I have a million files which includes free text. Each file has been assigned a code or number of codes. The codes can be assumed as categories. I have normalized the text by removing stop words. I am using scikit-learn libsvm to train the model to predict the files for the right code/s (category).
I have read and searched a lot but i couldn't understand how to represent my textual data into integers, since SVM or most machine learning tools use numerical values for learning.
I think i would need to find tf-idf for each term in the whole corpus. But still i am not sure how would that help me to convert my textual data into libsvm format.
any help would be greatly appreciated, Thank you.
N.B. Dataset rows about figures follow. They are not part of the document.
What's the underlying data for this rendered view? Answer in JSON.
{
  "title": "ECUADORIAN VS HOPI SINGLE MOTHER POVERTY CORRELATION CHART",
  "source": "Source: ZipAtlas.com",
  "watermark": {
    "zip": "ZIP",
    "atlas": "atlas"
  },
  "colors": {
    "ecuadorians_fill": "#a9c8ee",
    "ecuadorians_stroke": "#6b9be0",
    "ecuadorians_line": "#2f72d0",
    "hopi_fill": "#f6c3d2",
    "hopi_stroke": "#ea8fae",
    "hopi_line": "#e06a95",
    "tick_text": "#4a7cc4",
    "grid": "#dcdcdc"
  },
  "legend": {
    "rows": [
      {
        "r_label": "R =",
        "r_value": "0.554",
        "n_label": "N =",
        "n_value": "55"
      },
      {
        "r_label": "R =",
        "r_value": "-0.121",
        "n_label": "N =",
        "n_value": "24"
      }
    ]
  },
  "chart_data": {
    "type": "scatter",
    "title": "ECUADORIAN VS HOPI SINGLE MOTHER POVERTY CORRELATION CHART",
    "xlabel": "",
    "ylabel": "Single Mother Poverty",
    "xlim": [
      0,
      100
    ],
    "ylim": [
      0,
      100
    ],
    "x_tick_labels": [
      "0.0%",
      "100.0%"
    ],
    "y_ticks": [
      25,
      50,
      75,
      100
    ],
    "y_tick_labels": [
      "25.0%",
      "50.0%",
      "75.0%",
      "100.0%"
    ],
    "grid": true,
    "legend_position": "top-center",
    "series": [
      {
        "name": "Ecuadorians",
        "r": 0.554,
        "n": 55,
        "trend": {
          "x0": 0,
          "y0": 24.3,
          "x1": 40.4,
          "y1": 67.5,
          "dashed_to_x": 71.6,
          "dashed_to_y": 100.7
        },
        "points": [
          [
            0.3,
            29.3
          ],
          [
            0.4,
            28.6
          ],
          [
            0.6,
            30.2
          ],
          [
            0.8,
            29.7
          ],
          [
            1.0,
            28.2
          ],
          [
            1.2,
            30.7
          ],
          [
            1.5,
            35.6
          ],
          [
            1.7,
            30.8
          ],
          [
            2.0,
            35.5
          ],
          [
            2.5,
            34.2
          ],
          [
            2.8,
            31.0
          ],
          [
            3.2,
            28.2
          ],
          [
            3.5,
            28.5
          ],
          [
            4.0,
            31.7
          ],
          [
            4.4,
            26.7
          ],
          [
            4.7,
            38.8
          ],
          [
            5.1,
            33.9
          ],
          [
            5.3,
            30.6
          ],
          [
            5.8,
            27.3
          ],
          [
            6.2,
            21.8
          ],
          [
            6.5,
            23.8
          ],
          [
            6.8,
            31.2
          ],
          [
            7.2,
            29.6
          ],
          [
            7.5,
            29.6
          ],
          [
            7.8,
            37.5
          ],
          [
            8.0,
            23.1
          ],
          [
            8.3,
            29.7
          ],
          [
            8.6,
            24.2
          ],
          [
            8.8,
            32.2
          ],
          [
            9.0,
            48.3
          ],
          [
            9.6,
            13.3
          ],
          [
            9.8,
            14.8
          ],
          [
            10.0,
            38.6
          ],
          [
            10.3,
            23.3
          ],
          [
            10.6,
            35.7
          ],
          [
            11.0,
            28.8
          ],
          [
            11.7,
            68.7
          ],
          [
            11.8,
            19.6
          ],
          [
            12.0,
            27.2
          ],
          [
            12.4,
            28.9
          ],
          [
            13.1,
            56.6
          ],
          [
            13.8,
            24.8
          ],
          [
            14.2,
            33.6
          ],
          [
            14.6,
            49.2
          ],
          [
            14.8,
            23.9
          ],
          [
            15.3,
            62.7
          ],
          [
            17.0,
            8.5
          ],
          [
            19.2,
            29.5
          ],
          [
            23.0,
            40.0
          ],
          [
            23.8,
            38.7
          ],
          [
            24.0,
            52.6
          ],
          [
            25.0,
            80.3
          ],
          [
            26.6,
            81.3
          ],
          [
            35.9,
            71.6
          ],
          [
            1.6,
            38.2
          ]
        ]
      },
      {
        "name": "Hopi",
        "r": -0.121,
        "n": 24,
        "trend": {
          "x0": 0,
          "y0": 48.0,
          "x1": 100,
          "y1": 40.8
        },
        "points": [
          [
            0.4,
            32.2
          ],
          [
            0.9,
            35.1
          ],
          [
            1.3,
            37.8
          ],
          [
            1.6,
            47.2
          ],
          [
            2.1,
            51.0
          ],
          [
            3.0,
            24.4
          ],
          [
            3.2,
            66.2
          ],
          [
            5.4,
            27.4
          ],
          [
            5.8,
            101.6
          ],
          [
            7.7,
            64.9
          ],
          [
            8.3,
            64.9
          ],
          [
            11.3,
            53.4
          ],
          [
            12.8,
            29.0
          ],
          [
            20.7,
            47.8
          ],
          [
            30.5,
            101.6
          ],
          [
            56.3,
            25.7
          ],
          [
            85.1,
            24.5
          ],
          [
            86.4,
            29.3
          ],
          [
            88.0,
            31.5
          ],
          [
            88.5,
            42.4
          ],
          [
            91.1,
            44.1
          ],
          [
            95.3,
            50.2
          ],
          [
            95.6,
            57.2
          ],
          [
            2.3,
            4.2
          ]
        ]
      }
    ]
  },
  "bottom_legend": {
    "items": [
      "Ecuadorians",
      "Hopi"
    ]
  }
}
You are not forced to use tf-idf.
To begin with follow this simple approach:
I have two documents (stop word removed, stemmed) :
hello world
and
hello sky sunny hello
Step 1: I generate the following vocabulary
hello
sky
sunny
world
Step 2:
I can represent my documents like this:
1 4
(because the word hello is in position 1 in the vocabulary and the word world is in position 4) and
1 2 3 1
Step 3: I add the term frequency near each term and remove duplicates
1:1 4:1
(because the word hello appears 1 time in the document, and the word world appears 1 time)
and
1:2 2:1 3:1
If you add the class number in front of each line, you have a file in libsvm format:
1 1:1 4:1
2,3 1:2 2:1 3:1
Here the first document has class 1, and the second document has class 2 and 3.
In this example each word is associated with the term frequency. To use tf-idf you do the same but replace the tf by the computed tf-idf.